Cette notion permanente d'impunité des actes turcs envers les Arméniens est une des clés du génocide.
Les mois de l'hiver 1914 voient le début assez lent des opérations militaires : du fait de son entrée en guerre au côté de l'Allemagne, la Turquie se trouve, à la fin de l'année, engagée sur plusieurs fronts face aux puissances de l'Entente. Contre l'Angleterre dans le Golfe Persique (Bassorah), et sur le canal de Suez où Djemal sera arrêté dans l'expédition vers l'Egypte ; Contre la Russie, l'ennemie traditionnelle, sur deux fronts également ; en Perse dans la région de Tabriz, et dans le Caucase ou les troupes Turques ne progressent plus et subissent une lourde défaite en janvier..

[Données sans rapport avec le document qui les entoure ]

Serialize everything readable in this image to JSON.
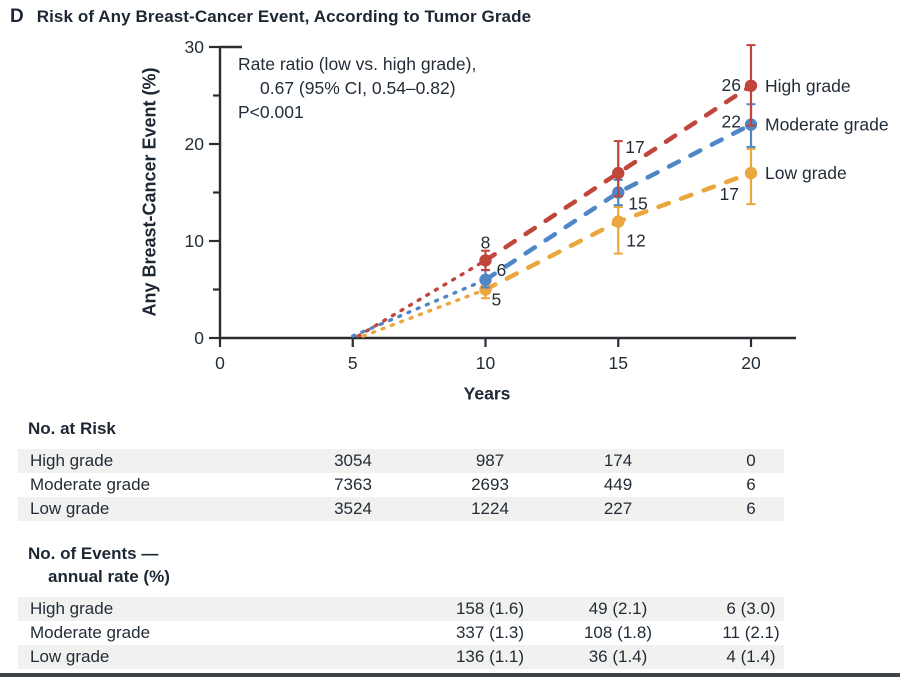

Le gouvernement turc procède dans la nuit à l'arrestation de de toutes les personnalités arméniennes intellectuelles et politiques de Constantinople : 500 à 600 pour les uns, 200 pour les autres, certainement au moins 235, chiffre retenu et publié plus tard par le gouvernement Turc lui même. Ces hommes sont d'abord jetés en prison puis déportés. "Bien entendu, dit Talaat Pacha devant un diplomate allemand, parmi les déportés, beaucoup sont tout à fait innocents." Bien peu survivront à l'été. Cette rafle ouvre pour les Arméniens une période de déportation.
A. Refik, qui fut capitaine de marine
turc au moment des faits, et deviendra plus tard historien, confirme :
"Afin de justifier ce crime énorme, les éléments de propagande adéquats furent
minutieusement préparés à Istanbul. [Ils comprenaient des énoncés du type] Les
Arméniens se sont ralliés à l'ennemi, ils vont lancer une insurrection à Istambul,
tuer les chefs de l'Ittihad et ils vont réussir à ouvrir les détroits [pour permettre
aux flottes alliées de s'emparer d'Istambul].
"Sous le couvert de la déportation et du déplacement de population en temps de
guerre, l'Ittihad visait la destruction des Arméniens". Refik Deux comités et deux
massacres Istambul 19919
Le 29 mai 1915, le Grand Vizir signe un mémorandum du 26 mai dans lequel le ministre
de l'intérieur demande la promulgation d'une loi spéciale autorisant les déportations.
La loi autorisait les comandants des armées et des garnisons locales à ordonner la
déportation de groupes de populations suspects d'espionnage, de trahison ou pour
nécessités militaires. Il suffisait pour cela que les autorités investies du pouvoir de
décider les déportations ressentent pour cela (hissetmek) une impression d'agression ou
de danger. Cette autorisation vague mais générale entraîna la déportation massive des
de la population arménienne de Turquie.
Cette loi provisoire de déportation fut abrogée le 4 novembre 1918 "à cause de son
inconstitutionnalité". Ainsi le parlement turc annula une loi qu'il n'avait pas
débattue ou approuvée auparavant, dans un temps où la population visée par cette loi
était déjà presque entièrement éliminée.